Sicché alle sette mi ritrovai solo. Non cercai nessuno: avevo bisogno di riflettere sull’evento dal quale poteva venire scombussolata la mia intera esistenza che travagliosa era già e poteva cambiare anche in peggio. Intanto dovevo risolvere il legame quasi biennale con due donne di Bologna, come ho già detto. Altre due o tre erano abbastanza lontane per non dovermene preoccupare, del resto pure loro si occupavano pochino di me. Sapendo di questa poliginia, una di Trieste mi aveva detto: “Tu non sei un uomo, sei una prostituta. Da chi hai preso?”
“Da mamma no di certo - risposi - la madre mia è santa”.
Le due che invece vivevano nei paraggi erano Pinuccia ed Esculapia. Le vedevo a turno e con entrambe a turno facevo l’amore nel talamo grande senza amare la prima, un’impiegata, né la seconda: un medico, medico donna per essere chiaro.
Non volevo rinunciare ai vantaggi che queste amicizie mi offrivano, né dovevo far loro del male e non volevo inquinare la mia identità con la menzogna. Fino a quel momento avevo taciuto e dissimulato ma simulare non volevo e non potevo. Disimulatore spesso, simulatore quasi mai e non di qualsiasi cosa. Perciò con queste due, una alla volta, mi sarei confessato al più presto.
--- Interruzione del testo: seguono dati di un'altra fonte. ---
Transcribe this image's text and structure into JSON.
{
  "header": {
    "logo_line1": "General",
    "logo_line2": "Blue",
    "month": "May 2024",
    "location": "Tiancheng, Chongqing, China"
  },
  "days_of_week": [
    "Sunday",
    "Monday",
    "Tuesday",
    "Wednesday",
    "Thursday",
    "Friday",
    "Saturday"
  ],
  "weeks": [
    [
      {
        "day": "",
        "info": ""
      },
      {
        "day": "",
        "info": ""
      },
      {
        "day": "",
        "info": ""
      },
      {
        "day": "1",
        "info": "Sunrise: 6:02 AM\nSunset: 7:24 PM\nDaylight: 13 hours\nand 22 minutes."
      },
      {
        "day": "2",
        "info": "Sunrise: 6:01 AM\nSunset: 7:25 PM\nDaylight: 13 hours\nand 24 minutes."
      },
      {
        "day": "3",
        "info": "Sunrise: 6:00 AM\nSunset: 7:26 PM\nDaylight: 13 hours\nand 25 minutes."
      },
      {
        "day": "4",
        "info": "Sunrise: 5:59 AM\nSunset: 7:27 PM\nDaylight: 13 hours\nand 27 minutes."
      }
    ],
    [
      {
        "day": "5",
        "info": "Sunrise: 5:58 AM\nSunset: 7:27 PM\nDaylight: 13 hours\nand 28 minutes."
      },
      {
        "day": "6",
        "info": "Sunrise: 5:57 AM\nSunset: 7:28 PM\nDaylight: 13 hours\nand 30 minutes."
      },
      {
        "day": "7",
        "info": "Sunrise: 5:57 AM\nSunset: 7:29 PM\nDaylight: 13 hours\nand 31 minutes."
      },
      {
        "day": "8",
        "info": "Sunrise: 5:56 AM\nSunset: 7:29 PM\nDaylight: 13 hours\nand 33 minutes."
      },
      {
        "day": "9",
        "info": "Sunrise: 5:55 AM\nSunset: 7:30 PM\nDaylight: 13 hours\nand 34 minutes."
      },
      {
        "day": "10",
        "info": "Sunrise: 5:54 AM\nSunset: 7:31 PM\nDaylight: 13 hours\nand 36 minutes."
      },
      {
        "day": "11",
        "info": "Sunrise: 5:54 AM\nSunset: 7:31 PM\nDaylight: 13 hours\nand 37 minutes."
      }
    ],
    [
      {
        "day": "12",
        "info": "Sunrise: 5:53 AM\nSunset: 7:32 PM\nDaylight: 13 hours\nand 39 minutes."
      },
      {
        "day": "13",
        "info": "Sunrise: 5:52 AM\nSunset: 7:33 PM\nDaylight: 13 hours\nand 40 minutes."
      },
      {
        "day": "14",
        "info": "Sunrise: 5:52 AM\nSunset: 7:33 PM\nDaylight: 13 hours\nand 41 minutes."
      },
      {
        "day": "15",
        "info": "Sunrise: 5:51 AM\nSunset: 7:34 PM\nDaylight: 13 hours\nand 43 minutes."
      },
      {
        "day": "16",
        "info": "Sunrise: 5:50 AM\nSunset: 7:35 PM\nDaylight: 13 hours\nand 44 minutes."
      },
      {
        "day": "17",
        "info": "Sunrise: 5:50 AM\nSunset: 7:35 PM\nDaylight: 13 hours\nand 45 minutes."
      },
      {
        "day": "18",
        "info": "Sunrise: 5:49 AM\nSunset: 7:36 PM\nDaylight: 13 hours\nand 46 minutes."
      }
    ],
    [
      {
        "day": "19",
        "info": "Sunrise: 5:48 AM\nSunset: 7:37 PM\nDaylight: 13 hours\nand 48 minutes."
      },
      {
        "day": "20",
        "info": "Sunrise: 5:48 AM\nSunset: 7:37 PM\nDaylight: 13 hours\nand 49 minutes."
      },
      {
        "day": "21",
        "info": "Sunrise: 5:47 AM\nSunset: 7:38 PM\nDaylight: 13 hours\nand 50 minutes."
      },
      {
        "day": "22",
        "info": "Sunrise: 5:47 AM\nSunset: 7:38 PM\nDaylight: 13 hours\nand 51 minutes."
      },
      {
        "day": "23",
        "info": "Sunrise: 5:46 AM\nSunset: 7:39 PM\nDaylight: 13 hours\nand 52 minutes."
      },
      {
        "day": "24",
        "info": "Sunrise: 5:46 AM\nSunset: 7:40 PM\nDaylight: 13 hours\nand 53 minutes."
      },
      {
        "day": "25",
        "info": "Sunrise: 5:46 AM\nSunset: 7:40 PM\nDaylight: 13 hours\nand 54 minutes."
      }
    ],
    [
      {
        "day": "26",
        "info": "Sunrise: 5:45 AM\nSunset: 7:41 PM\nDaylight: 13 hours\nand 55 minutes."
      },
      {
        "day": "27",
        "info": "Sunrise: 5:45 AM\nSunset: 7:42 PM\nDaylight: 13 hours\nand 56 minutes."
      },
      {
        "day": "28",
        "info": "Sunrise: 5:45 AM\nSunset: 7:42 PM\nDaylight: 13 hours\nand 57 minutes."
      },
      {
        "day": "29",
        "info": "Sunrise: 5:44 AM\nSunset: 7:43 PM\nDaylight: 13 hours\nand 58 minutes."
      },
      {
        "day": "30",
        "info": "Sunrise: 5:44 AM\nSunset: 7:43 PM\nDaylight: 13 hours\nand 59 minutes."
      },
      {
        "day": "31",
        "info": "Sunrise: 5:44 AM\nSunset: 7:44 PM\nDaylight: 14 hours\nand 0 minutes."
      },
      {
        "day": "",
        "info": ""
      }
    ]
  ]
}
Ricordo che con Pinuccia iniziai la confessione dicendo: “orribili furono i peccati miei, ma la tua bontà, come quella divina ha braccia grandi e continuerai a  volermi bene  lo stesso”. L’infelice capì subito tutto: che non volevo più fare l’amore con lei. Ma era buona davvero: un paio di anni più tardi mi invitò al suo matrimoni dove potevo portare Ifigenia. Cosa che feci.
Con l’altra mi limitai a dirglielo senza fronzoli e lei, da scienziata qual era, non si rivolse a Dio né si sposò mai.
Poi c’era il problema di Cerbero, il marito che Ifigenia voleva lasciare e probabilmente l’avrebbe fatto ben presto. Ma dopo, dove si sarebbe appoggiata?  Sulle mie spalle non abbastanza forti da reggere i pesi? Forti avevo soltanto le gambe dopo anni di bicicletta e corsa. Le braccia, poco usate, erano di modesta consistenza. Senza contare le mie consanguinèe dalle quali dipendeva il mio essere un poverello che tuttavia poteva pur sempre viaggiare, andare al cinema e a teatro, comprare dei libri. La mamma, la nonna e le zie detestavano i proletari ancora più dei criminali e non avrebbero accettato Ifigenia quale fidanzata del loro ingrato rampollo.
Avei dovuto sposare un’ereditiera io, o per lo meno, una docente di ruolo, dallo stipendio assicurato per tutta la vita.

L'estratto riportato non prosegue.